At the core of Pompeii Commitment’s 2026 program will be the production of the film project I diseredati / The Dispossessed by American artist Amie Siegel. Promoted by the Archaeological Park of Pompeii, the project was selected as a winner of the PAC 2025 call (Piano Arte Contemporanea) issued by the Directorate-General for Contemporary Creativity of the Italian Ministry of Culture. The work aims to explore processes of excavation, study, storage, and warehousing within the Park, reconstructing the “second life” of archaeological artifacts– works of art and everyday objects alike – through an operation of “reverse archaeology”. This approach seeks to return these materials to their original contexts of discovery, based on in-depth archival research into excavation journals.

Pompeii Commitment also continues to function as a platform for exchange, study and research. In preparation for this year’s activities, dialogues and moments of exchange have been initiated with Italian and international artists such as Barbara Crawford, Catrin Huber, and Marzia Migliora, as well as with professors Paolo Carpi and Andrea Tartaglia and students from the Master’s program in Architecture at the Politecnico in Milan, within the framework of the research and design project Live at Pompeii. These conversations and investigations aim to interrogate spaces, architectures, and the deeper meanings of Pompeii, laying the groundwork for possible future developments, with particular attention to the notion of «boundary» and «survival», as well as to the complex relationship between the ancient and contemporary city.

Launched during the most dramatic months of a global health crisis, Pompeii Commitment was confronted from its very beginnings with complex historical and cultural contexts: a time marked by the radical questioning of systems of values, political relationships, and forms of life, but also by the urgent emergence of the need to imagine new forms of thought and responsibility, capable of opening, even within the space of tragedy, possible horizons of regeneration.

Today, in an international context marked by unrest and deep tensions that shape the present and call the future into question, Pompeii continues to embody something far removed from any symbol of finality. Destroyed – and at the same time preserved – beneath tons of ash and lapilli, it stands as a paradigm of transformation and survival: of materials, histories, and memories inevitably subject to recurring cycles of destruction and rebirth. A complex cultural and natural ecosystem in constant evolution, sustained by an ongoing activity of excavation, conservation, and research.

As ever, these are uncertain times.
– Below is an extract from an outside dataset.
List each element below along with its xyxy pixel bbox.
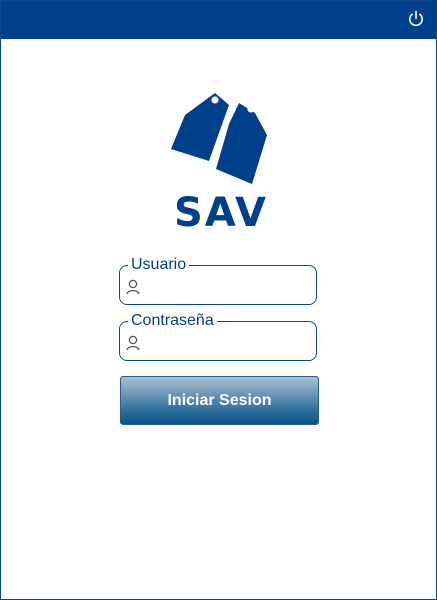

Yet it is precisely within this condition of instability that the deepest meaning of our project is renewed: not to offer definitive or univocal answers, but to open spaces of research capable of interrogating reality through the living matter of thought and history, generating perspectives, questions, and lines of inquiry. In this sense, Pompeii Commitment continues to take shape as an open and shared site of work: for those who operate daily within Pompeii, and for those who, from other places and perspectives, recognise it as an active field of resonances and transformations.